The performance of a fracture acidizing treatment job may be measured by the length of the fracture that is effectively acidized. The distance a reactive acid travels along the fracture (e.g., acid penetration depth), is governed by the acid flow (injection) rate and the acid reaction (spending) rate at the rock surface. In most of the circumstances encountered in acid treatment, the reaction rate between acid and rock is very fast, and the rate determining step is acid mass transfer from bulk to rock surface.

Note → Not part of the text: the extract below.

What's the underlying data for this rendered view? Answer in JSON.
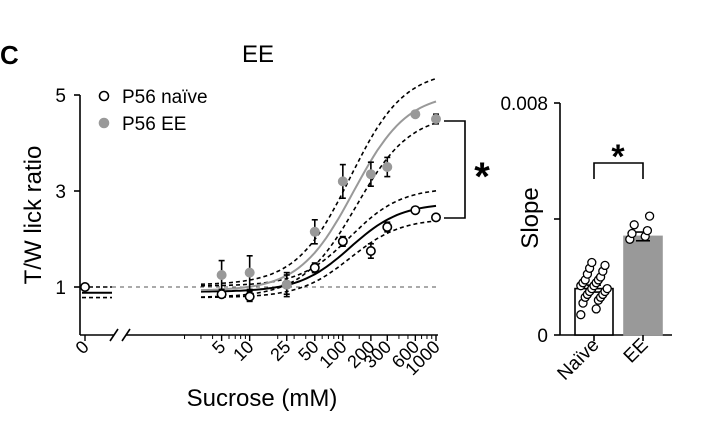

In fracture acidizing, the treatment fluid used is injected at a pressure high enough to cause formation fracturing, designed to open sustained flowpath network that connects limestone and/or dolomite reservoirs to the wellbore. In order to achieve deeper penetration in fracture acidizing, it is often desirable to retard the acid in such treatments as well. Common approaches to acid retardation for fracture acidizing include gelling, emulsifying and to a minor extent chemical intervention. Each of these methodologies brings certain advantages that are invariably accompanied by a set of disadvantages. For example, gelled acids provide moderate retardation in the temperature range of 80 to 200° F. As gels exhibit high viscosity and low friction loss, they function primarily as diverting agents, contributing to fluid loss reduction. In addition, the use of an emulsified acid that is applied to the fracture acidizing treatment of limestone and dolomite up to 300° F. Emulsified acid has the disadvantage of longer spending times and subsequent problems of cleaning due to the presence of residual oil. It is also common practice to retard acid using surfactants, although limited acid retardation is obtained. However, the deployment of surfactant also carries a few unwanted effects. For example, it could strip any existing coating on carbonate surfaces and as such act as an accelerator. Therefore, retardation schemes relying on surfactant films are often unreliable and ineffective. Furthermore, the attempt to use biodegradable, solid acid precursors such as polylactic acid in acidizing treatments has been plagued by the intrinsic disadvantage of very small acid capacity, leading to prohibitive costs and cumbersome dependency on formation temperature range which governs the rate of degradation.